Bu konu, Devletimizin en üst katmanlarında kotarılarak 08 Temmuz 2024 tarihinde Cumhurbaşkanlığı Dolmabahçe Çalışma Ofisi’nde, Cumhurbaşkanı Recep Tayyip Erdoğan’ın himayesinde, Sanayi ve Teknoloji Bakanı Mehmet Fatih Kacır ile BYD Yönetim Kurulu Başkanı Wang Chuanfu arasında yatırım anlaşması imzalanmış(1); yatırım yeri olarak da Manisa ili Yunusemre ilçesinde bulunan MOSB üzerinde durulduğu Bakan Mehmet Fatih Kaçır tarafından açıklanmış(2); daha sonra da yapılan üst düzey ziyaretler, görüşmeler ve haberlerden, bu yatırımın kesinleştiği ve yerinin de MOSB olduğu anlaşılmıştır.
Üzüntümüz, bu yatırımın yapılacağı MOSB 7. Etap İlave Alanı için başkanı olduğum Manisa Kültür ve Tabiat Varlıklarını Koruma ve Çevre Derneğinin açtığı davada, Manisa İkinci İdare Mahkemesinin verdiği yürütmenin durdurulması kararının uygulanmaması, yapılan itirazların İzmir Bölge İdare Mahkemesi Üçüncü İdari Dava Dairesinin verdiği ret kararına karşın devam ettirilmesidir. Manisa Büyük Ova Koruma Alanında kalan davaya konu mahaldeki tarım toprakları ve bitkiler (zeytin ağaçları dahil) tahrip edilerek yol açma, arazi düzleme, direk dikme, yüksek gerilim hattı kurma, beton dökme vb. inşaat çalışmaları, ağır iş makineleri ile son hızla sürdürülmüş; hukuk hiçe sayılarak bakan yardımcısı düzeyinde ziyaretler gerçekleştirilmiş; Sanayi ve Teknoloji Bakanı ve diğer yetkililer söylem ve demeçlerini sürdürmüş; yaptığımız tüm başvurulara karşın yetkililer ve görevliler yürütmenin durdurulması kararını uygula(ya)mamış / uygulat(a)mamış ve MOSB de çalışmalarını durdurmamamıştır.
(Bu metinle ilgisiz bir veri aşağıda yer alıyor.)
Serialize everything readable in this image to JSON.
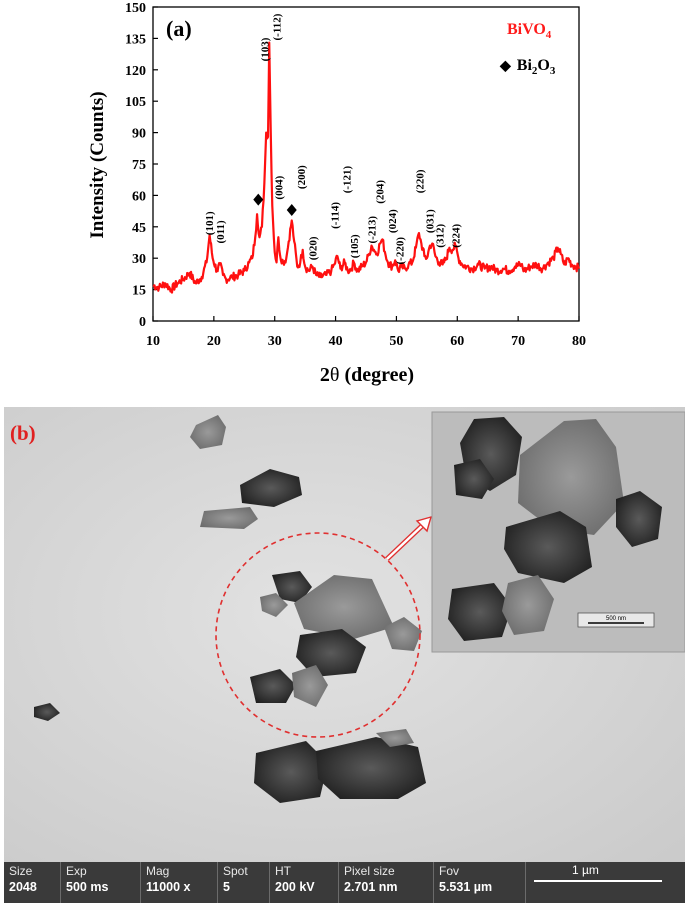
{
  "panel_a": {
    "label": "(a)",
    "legend": [
      {
        "marker": "",
        "main": "BiVO",
        "sub": "4",
        "rest": "",
        "color": "#ff1a1a"
      },
      {
        "marker": "◆",
        "main": "Bi",
        "sub": "2",
        "rest": "O",
        "sub2": "3",
        "color": "#000000"
      }
    ],
    "xlabel_prefix": "2",
    "xlabel_theta": "θ",
    "xlabel_suffix": " (degree)",
    "ylabel": "Intensity (Counts)",
    "line_color": "#ff1010",
    "peak_labels": [
      {
        "text": "(101)",
        "x": 19.2,
        "y": 41
      },
      {
        "text": "(011)",
        "x": 21.0,
        "y": 37
      },
      {
        "text": "(103)",
        "x": 28.3,
        "y": 124
      },
      {
        "text": "(-112)",
        "x": 30.3,
        "y": 134
      },
      {
        "text": "(004)",
        "x": 30.6,
        "y": 58
      },
      {
        "text": "(200)",
        "x": 34.3,
        "y": 63
      },
      {
        "text": "(020)",
        "x": 36.2,
        "y": 29
      },
      {
        "text": "(-114)",
        "x": 39.8,
        "y": 44
      },
      {
        "text": "(-121)",
        "x": 41.8,
        "y": 61
      },
      {
        "text": "(105)",
        "x": 43.0,
        "y": 30
      },
      {
        "text": "(-213)",
        "x": 45.9,
        "y": 37
      },
      {
        "text": "(204)",
        "x": 47.2,
        "y": 56
      },
      {
        "text": "(024)",
        "x": 49.3,
        "y": 42
      },
      {
        "text": "(-220)",
        "x": 50.5,
        "y": 27
      },
      {
        "text": "(220)",
        "x": 53.8,
        "y": 61
      },
      {
        "text": "(031)",
        "x": 55.4,
        "y": 42
      },
      {
        "text": "(312)",
        "x": 57.1,
        "y": 35
      },
      {
        "text": "(224)",
        "x": 59.7,
        "y": 35
      }
    ],
    "bi2o3_markers": [
      {
        "x": 27.3,
        "y": 58
      },
      {
        "x": 32.8,
        "y": 53
      }
    ]
  },
  "chart_data": {
    "type": "line",
    "title": "",
    "xlabel": "2θ (degree)",
    "ylabel": "Intensity (Counts)",
    "xlim": [
      10,
      80
    ],
    "ylim": [
      0,
      150
    ],
    "xticks": [
      10,
      20,
      30,
      40,
      50,
      60,
      70,
      80
    ],
    "yticks": [
      0,
      15,
      30,
      45,
      60,
      75,
      90,
      105,
      120,
      135,
      150
    ],
    "grid": false,
    "legend_position": "top-right",
    "series": [
      {
        "name": "BiVO4",
        "points": [
          [
            10,
            17
          ],
          [
            11,
            16
          ],
          [
            12,
            18
          ],
          [
            13,
            15
          ],
          [
            14,
            18
          ],
          [
            15,
            20
          ],
          [
            16,
            23
          ],
          [
            17,
            18
          ],
          [
            18,
            21
          ],
          [
            18.8,
            28
          ],
          [
            19.3,
            41
          ],
          [
            19.8,
            30
          ],
          [
            20.5,
            24
          ],
          [
            21.0,
            27
          ],
          [
            21.5,
            22
          ],
          [
            22,
            20
          ],
          [
            23,
            21
          ],
          [
            24,
            22
          ],
          [
            25,
            24
          ],
          [
            25.8,
            28
          ],
          [
            26.3,
            30
          ],
          [
            26.8,
            40
          ],
          [
            27.1,
            51
          ],
          [
            27.5,
            40
          ],
          [
            27.9,
            45
          ],
          [
            28.3,
            66
          ],
          [
            28.6,
            90
          ],
          [
            28.9,
            88
          ],
          [
            29.1,
            133
          ],
          [
            29.35,
            90
          ],
          [
            29.6,
            55
          ],
          [
            30.0,
            33
          ],
          [
            30.3,
            28
          ],
          [
            30.6,
            40
          ],
          [
            30.9,
            31
          ],
          [
            31.4,
            28
          ],
          [
            31.9,
            30
          ],
          [
            32.3,
            38
          ],
          [
            32.8,
            48
          ],
          [
            33.2,
            38
          ],
          [
            33.7,
            26
          ],
          [
            34.2,
            28
          ],
          [
            34.6,
            34
          ],
          [
            35.0,
            26
          ],
          [
            35.6,
            24
          ],
          [
            36.2,
            26
          ],
          [
            36.8,
            22
          ],
          [
            37.5,
            21
          ],
          [
            38.5,
            22
          ],
          [
            39.3,
            24
          ],
          [
            39.8,
            27
          ],
          [
            40.3,
            31
          ],
          [
            40.8,
            25
          ],
          [
            41.5,
            28
          ],
          [
            42.0,
            24
          ],
          [
            42.6,
            25
          ],
          [
            43.0,
            28
          ],
          [
            43.6,
            24
          ],
          [
            44.3,
            26
          ],
          [
            45.0,
            28
          ],
          [
            45.5,
            32
          ],
          [
            45.9,
            36
          ],
          [
            46.3,
            34
          ],
          [
            46.8,
            32
          ],
          [
            47.3,
            37
          ],
          [
            47.7,
            39
          ],
          [
            48.1,
            33
          ],
          [
            48.6,
            28
          ],
          [
            49.3,
            26
          ],
          [
            49.8,
            29
          ],
          [
            50.3,
            24
          ],
          [
            50.8,
            26
          ],
          [
            51.4,
            25
          ],
          [
            52.0,
            27
          ],
          [
            52.6,
            28
          ],
          [
            53.2,
            35
          ],
          [
            53.7,
            42
          ],
          [
            54.1,
            37
          ],
          [
            54.6,
            31
          ],
          [
            55.0,
            30
          ],
          [
            55.5,
            36
          ],
          [
            55.9,
            37
          ],
          [
            56.4,
            31
          ],
          [
            57.0,
            28
          ],
          [
            57.6,
            27
          ],
          [
            58.2,
            30
          ],
          [
            58.7,
            35
          ],
          [
            59.2,
            34
          ],
          [
            59.7,
            36
          ],
          [
            60.2,
            30
          ],
          [
            60.8,
            27
          ],
          [
            61.5,
            26
          ],
          [
            62.5,
            25
          ],
          [
            63.5,
            27
          ],
          [
            64.5,
            25
          ],
          [
            65.5,
            26
          ],
          [
            66.5,
            24
          ],
          [
            67.5,
            25
          ],
          [
            68.5,
            24
          ],
          [
            69.5,
            26
          ],
          [
            70.5,
            27
          ],
          [
            71.0,
            24
          ],
          [
            72.0,
            26
          ],
          [
            73.0,
            27
          ],
          [
            74.0,
            25
          ],
          [
            75.0,
            28
          ],
          [
            75.8,
            30
          ],
          [
            76.5,
            35
          ],
          [
            77.0,
            32
          ],
          [
            77.6,
            27
          ],
          [
            78.2,
            30
          ],
          [
            78.8,
            27
          ],
          [
            79.5,
            26
          ],
          [
            80,
            25
          ]
        ]
      }
    ]
  },
  "panel_b": {
    "label": "(b)",
    "inset_scale_label": "500 nm",
    "info_bar": [
      {
        "label": "Size",
        "value": "2048"
      },
      {
        "label": "Exp",
        "value": "500 ms"
      },
      {
        "label": "Mag",
        "value": "11000 x"
      },
      {
        "label": "Spot",
        "value": "5"
      },
      {
        "label": "HT",
        "value": "200 kV"
      },
      {
        "label": "Pixel size",
        "value": "2.701 nm"
      },
      {
        "label": "Fov",
        "value": "5.531 µm"
      }
    ],
    "scale_bar_label": "1 µm"
  }
}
Sonuçta ne mi olmuştur? Verilen yürütmenin durdurulması kararı ve yapılan itirazın reddinden sonra dosya kapsamında bir değişiklik olmadığı hâlde davamız reddedilmiştir. İstinaf süreci devam ettiği için bunun nedenlerini, adalete olan saygımızdan burada kamuoyu önünde irdeleyecek değilim. Günü geldiğinde söyleyeceklerimizi elbette söyleyeceğiz ve tabii ki istinaf dilekçemizde de belirteceğiz.
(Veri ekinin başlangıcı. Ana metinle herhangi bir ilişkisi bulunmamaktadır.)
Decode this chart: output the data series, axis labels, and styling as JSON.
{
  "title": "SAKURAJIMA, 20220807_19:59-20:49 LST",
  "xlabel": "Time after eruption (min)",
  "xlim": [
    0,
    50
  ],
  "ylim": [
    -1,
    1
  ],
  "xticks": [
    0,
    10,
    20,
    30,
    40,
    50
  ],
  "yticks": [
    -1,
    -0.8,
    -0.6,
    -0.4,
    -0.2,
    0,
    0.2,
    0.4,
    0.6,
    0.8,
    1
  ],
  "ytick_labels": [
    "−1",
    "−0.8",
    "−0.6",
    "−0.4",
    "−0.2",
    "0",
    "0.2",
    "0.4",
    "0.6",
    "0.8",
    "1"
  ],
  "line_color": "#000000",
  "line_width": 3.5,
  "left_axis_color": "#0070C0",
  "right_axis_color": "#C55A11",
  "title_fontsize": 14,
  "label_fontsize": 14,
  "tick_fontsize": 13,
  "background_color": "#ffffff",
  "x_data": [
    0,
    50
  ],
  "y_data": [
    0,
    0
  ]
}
Çinli otomotiv firmalarının Türkiye’de yatırım yapma kararı almaları ve bunun için de Manisa OSB alanının seçilmesi; mülki erkan, yerel yönetimler ve bir kısım Manisalılar tarafından sevinçle karşılanmıştır. Bizim bu konuda görüşümüz bellidir. Görüşlerimizi ‘Format Haber Sitesi’nde 30 Temmuz 2024 tarihinde yayımlanan ‘Kırmızı Pazartesi’ başlıklı yazımızda açıklayarak, “Manisa’nın sanayiye doyduğunu, Gediz Havzası ve Ovası’nın büyük zarar gördüğünü, tarım topraklarımızın azaldığını, suyumuzun azaldığını, ileride beslenme ve su sorunları yaşayabileceğimizi” belirtmiş(3); bize gelen dönüşlerden, bu görüşümüzü çok sayıda kişinin paylaştığını, ancak Ülkemizde hükmünü sürdüren korku ikliminden çekindikleri için karşı duruş sergileyemediklerini görmüştük.
Çevre kirliliğinin en büyük nedeni sanayileşme ve sanayileşmenin getirdiği kentleşmedir.
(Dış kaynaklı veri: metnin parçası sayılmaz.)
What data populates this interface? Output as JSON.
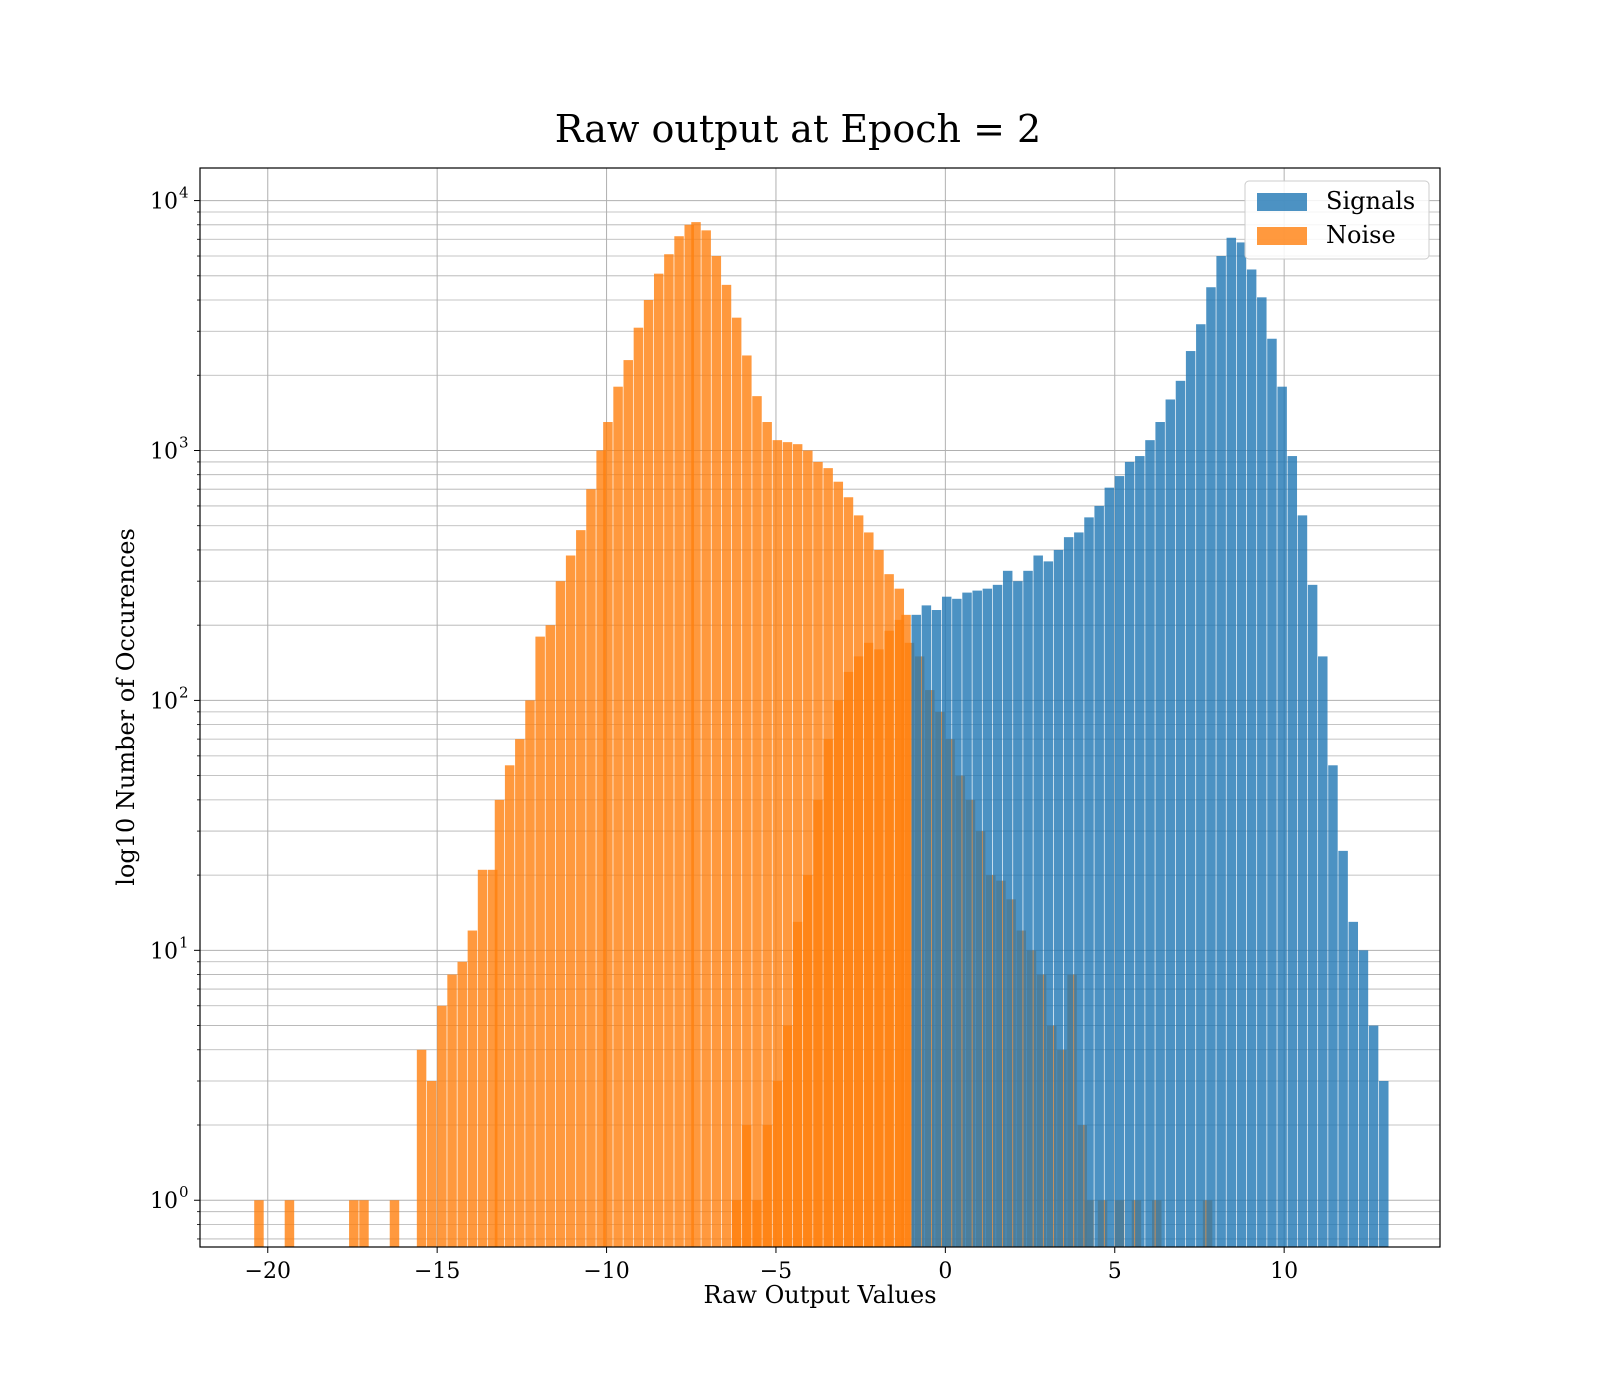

Günümüzde çevreyi korumak ve temiz bir çevrede yaşamak, insanların sağlıklı bir yaşam sürdürmeleri için vazgeçilmez bir zorunluluk hâline gelmiştir. Bu durum, sanayileşmeye ve ekonomik büyümeye karşı çıkmak anlamına gelmez; asıl amaç, yer küreyi koruyarak sürdürülebilir bir gelecek yaratmaktır.
Manisa’da (daha doğrusu Türkiye’de) kontrolsüz, plansız, firmaların tercihlerine bırakılan yatırımlar sonucu;
1- Sanayileşmenin getirdiği kentleşme ve göç hareketi, Manisa’da büyük nüfus artışına neden olmaktadır.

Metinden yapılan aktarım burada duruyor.